In Season 18, Amelia became involved in a storyline with Meredith Grey (Ellen Pompeo) focused on Parkinson's disease research. They traveled to Minnesota to collaborate on finding a cure for the disease, funded by Dr. David Hamilton (Peter Gallagher), who has Parkinson's. During this time, Amelia met Dr. Kai Bartley (E. R. Fightmaster), a non-binary neuroscientist and Hopkins alumni. In the mid-season finale, Kai traveled to Seattle with Dr. Hamilton for his surgery, and Amelia and Kai's connection deepened, culminating in them sharing a kiss outside Grey Sloan Memorial Hospital. They broke up in Season 19 and Kai moved to London.

In Season 20, Amelia begins to form a connection with Dr. Monica Beltran (Natalie Morales), a pediatric surgeon from Texas who joins Grey Sloan Memorial after being recruited by Richard Webber (James Pickens Jr.). Their dynamic starts off rocky when Amelia takes Monica’s parking spot on her first day. Over time, small gestures, such as Monica offering Amelia a ride home and later buying her coffee, hint at a growing bond between them. Amelia eventually asks Monica out, but Monica declines due to her ongoing divorce. In Season 21, Amelia learns that Monica had a one-night stand with Dr.
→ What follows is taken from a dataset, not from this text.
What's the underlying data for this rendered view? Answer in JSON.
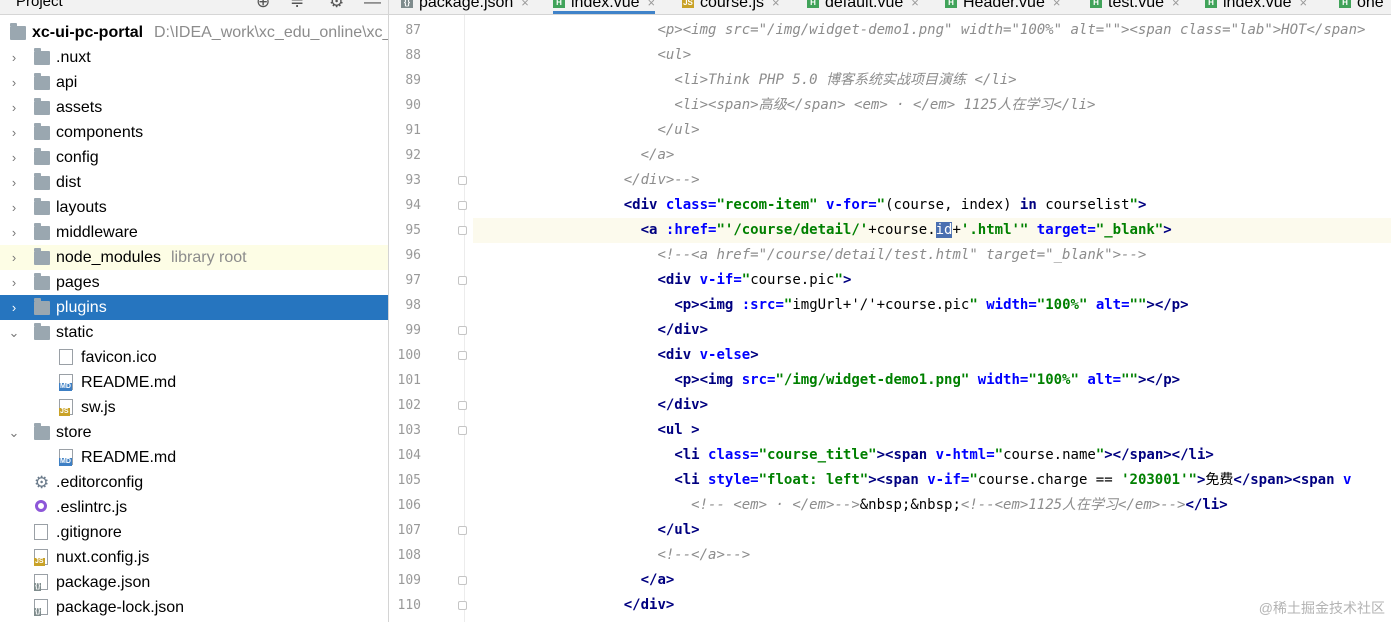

Winston Ndugu, however the two of them remain friends. Additionally, Amelia takes on an impossible surgery on 9-year-old, Dylan Gatlin. In the Season 21 finale, Monica witnesses Amelia being held hostage in OR2 by Dylan’s mother, Jenna Gatlin (Piper Perabo) and alerts for help. After an explosion in OR2, Monica dies later that evening, right next to Dr. Jules Millin (Adelaide Kane) in the Season 22 premiere. In the wake of the explosion, Amelia takes a sabbatical following the irreversible outcome of Dylan’s surgery and Monica’s death.

==Reception==
Tanner Stransky from Entertainment Weekly felt that Scorsone's appearance in the Grey's Anatomy Season 8 crossover episode, "Have You Seen Me Lately?", was one of the weaker crossover episodes for the parent show. However, he praised the "dramatic" nature of its Private Practice portion. Stransky evaluated that "for characters I don't really care about that much, I did care... a little bit." He also noted that Amelia "proved her strength", despite the many "demons in her life", which added depth to her character arc.